Children whose mothers or caregivers practiced unsafe child feces disposal were 2.0 times more vulnerable to acute diarrhea than children whose mothers or caregivers safely disposed of child feces in latrines. This result corroborates studies in Ethiopia and rural Bangladesh [34, 37, 42, 46]. This pattern may be due to pathogens in feces being disposed outside of latrines and children coming in contact with feces during playing. Similarly, the risk of diarrhea was 2.16 times greater in households that did not dispose of solid waste properly compared to households that did. This finding agrees with studies conducted in Dale District, southern Ethiopia [47]. This might be due to improper solid waste disposal, which exacerbates breeding of insect vectors of diarrheal pathogens.

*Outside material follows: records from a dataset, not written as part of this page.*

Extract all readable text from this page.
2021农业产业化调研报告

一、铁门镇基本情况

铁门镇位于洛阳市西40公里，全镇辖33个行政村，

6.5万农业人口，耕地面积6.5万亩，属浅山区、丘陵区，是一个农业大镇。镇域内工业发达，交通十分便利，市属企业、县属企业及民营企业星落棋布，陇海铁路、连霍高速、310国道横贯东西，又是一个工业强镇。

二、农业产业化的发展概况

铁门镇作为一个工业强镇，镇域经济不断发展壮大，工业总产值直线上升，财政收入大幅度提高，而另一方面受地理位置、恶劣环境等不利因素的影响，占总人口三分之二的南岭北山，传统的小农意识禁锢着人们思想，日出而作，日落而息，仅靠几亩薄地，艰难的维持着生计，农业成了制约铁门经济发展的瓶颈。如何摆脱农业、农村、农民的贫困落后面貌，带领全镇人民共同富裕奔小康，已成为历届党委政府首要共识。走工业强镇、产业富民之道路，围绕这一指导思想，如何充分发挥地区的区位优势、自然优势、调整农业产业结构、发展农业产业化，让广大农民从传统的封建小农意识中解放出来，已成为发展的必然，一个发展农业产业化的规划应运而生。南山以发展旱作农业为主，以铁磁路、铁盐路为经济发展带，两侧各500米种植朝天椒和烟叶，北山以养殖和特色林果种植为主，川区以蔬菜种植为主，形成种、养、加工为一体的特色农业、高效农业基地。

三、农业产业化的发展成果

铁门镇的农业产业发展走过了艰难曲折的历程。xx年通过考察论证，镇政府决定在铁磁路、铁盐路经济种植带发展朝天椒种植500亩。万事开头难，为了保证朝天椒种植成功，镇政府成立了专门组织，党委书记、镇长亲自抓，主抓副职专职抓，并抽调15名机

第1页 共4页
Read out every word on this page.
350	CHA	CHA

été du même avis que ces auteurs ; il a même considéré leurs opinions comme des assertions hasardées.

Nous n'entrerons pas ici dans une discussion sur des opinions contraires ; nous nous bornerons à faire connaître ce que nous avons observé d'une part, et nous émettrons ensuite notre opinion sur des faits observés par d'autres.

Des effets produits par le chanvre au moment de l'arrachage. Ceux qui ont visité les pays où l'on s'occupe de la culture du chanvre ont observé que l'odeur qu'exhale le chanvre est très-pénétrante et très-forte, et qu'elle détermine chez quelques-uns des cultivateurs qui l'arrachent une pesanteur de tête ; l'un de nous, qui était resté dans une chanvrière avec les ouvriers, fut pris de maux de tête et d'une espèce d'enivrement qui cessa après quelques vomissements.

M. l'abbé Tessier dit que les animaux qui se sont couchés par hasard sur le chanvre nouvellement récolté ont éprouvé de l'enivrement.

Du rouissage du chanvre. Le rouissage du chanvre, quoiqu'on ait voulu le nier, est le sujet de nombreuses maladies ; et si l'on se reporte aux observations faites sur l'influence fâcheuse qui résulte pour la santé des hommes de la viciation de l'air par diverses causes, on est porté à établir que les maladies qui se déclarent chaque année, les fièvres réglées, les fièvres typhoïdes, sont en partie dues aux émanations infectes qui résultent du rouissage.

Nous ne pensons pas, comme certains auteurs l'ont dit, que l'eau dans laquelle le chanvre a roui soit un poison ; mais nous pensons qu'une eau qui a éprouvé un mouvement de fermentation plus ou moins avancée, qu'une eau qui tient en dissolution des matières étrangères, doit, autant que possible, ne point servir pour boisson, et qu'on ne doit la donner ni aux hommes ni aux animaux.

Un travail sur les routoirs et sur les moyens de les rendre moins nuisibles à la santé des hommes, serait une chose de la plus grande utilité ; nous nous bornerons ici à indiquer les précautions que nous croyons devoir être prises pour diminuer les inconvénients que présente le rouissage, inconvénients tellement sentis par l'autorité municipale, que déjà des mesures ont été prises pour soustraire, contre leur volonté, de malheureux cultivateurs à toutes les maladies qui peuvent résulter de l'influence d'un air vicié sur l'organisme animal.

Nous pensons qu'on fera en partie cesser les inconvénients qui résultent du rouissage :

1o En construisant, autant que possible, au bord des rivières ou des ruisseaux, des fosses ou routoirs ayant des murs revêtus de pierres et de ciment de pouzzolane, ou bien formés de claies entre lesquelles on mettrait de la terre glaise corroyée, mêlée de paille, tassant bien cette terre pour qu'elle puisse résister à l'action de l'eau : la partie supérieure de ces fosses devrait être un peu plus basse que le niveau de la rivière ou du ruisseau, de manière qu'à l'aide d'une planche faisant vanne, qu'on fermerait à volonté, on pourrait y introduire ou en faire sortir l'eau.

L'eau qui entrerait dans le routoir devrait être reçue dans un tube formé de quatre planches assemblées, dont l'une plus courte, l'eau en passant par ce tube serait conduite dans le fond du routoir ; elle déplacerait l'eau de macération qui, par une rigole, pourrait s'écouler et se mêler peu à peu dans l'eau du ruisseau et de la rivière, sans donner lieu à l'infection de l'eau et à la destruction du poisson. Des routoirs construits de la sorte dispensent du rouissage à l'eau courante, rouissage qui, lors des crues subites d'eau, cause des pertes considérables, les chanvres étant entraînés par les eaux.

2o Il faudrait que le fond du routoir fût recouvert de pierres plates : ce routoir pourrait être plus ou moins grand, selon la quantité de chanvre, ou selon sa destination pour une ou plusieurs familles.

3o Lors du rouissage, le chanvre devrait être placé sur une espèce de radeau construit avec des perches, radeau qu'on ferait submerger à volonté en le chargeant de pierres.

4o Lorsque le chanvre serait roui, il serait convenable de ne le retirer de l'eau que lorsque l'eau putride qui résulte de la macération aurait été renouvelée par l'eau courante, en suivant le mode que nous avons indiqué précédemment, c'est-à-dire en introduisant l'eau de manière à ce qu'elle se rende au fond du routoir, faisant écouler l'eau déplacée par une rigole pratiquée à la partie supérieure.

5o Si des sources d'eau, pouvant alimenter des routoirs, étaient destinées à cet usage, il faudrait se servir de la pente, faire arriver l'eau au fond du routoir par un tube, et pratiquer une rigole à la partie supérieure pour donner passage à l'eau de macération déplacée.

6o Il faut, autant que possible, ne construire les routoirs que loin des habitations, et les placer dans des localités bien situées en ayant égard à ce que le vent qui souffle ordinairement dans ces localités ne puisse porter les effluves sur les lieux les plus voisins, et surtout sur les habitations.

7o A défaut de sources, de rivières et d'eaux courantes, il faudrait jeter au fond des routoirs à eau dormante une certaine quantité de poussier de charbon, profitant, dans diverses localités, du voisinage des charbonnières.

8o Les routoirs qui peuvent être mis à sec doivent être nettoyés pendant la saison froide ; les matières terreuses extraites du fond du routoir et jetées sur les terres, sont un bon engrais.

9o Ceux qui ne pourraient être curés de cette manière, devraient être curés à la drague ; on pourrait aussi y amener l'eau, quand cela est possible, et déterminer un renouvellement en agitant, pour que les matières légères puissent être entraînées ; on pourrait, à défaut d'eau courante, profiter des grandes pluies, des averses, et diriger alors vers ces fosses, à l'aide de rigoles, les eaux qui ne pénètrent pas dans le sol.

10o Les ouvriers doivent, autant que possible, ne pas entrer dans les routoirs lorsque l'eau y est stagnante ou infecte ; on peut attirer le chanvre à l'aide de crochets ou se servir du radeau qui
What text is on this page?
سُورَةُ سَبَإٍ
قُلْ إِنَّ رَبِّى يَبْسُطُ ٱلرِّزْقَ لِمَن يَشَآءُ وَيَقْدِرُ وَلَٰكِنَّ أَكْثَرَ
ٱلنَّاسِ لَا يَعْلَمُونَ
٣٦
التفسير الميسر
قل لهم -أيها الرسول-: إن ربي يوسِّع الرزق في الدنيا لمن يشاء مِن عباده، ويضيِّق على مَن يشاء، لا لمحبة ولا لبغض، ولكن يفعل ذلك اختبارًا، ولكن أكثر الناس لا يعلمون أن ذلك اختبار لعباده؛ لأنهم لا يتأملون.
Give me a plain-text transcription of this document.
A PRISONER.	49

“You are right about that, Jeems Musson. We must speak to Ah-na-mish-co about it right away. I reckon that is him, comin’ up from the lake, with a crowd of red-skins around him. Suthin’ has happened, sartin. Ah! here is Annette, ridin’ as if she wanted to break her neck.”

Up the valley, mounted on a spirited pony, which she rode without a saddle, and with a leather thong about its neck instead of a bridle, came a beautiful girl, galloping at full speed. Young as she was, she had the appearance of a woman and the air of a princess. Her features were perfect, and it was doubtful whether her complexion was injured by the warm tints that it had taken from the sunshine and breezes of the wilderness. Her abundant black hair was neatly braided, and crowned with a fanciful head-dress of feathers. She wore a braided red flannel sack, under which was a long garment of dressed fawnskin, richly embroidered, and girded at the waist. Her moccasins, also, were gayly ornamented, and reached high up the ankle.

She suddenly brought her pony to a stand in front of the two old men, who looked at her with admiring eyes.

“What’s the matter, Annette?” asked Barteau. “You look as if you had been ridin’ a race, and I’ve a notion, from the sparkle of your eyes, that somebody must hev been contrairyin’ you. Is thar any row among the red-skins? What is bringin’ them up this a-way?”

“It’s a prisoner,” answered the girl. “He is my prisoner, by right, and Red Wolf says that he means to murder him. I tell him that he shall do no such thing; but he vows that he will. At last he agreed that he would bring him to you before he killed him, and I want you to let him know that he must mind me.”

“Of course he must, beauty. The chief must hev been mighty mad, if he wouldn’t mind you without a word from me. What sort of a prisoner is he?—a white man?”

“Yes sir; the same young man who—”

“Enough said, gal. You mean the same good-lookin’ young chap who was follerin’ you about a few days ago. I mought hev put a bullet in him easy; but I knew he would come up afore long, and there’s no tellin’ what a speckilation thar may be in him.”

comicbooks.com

The odds of developing acute diarrhea were 2.5 times higher among children whose mothers/caregivers did not wash their hands at critical times than among children whose mothers/caregivers practiced hand washing at critical times. This result agrees with studies in Arba Minch District [40], and Kamashi District in western Ethiopia [44] and might be due to the fact that human hands are primary vehicles for transmitting diarrheal infections. Children in households that did not treat their drinking water were 2.56 times more likely to develop acute diarrhea than children in households that used a water treatment method, a finding similar to those of other studies in Ethiopia [46, 48, 49].

Limitations of the study

The limitations of this study included the fact that it was not a randomized controlled trial, the unknown content and quality of CLTSH implementation, the self-reporting, not observing of many of the behavioral factors, the diarrhea being self-reported, that the study did not investigate the impact of seasonal variation on the occurrence of acute diarrhea, shortening the multiple comparisons with other studies and recall bias of the study participant.

Conclusion

Our findings show that the prevalence of acute diarrhea in CLTSH-implementing kebeles was lower than in non-CLTSH-implementing kebeles in Menz Gera Midir District. We also found that implementing the CLTSH program was a protective factor for acute diarrhea. In non-CLTSH-implementing kebeles, unimproved water sources, unsafe disposal of child feces outside of latrines, improper solid waste disposal, untreated drinking water, and failure to wash hands at critical times were important factors in the occurrence of diarrhea. These findings suggest that CLTSH implementation can have a positive impact on acute diarrhea prevention. Therefore, strengthening CLTSH programs and expanding them to other areas are highly recommended.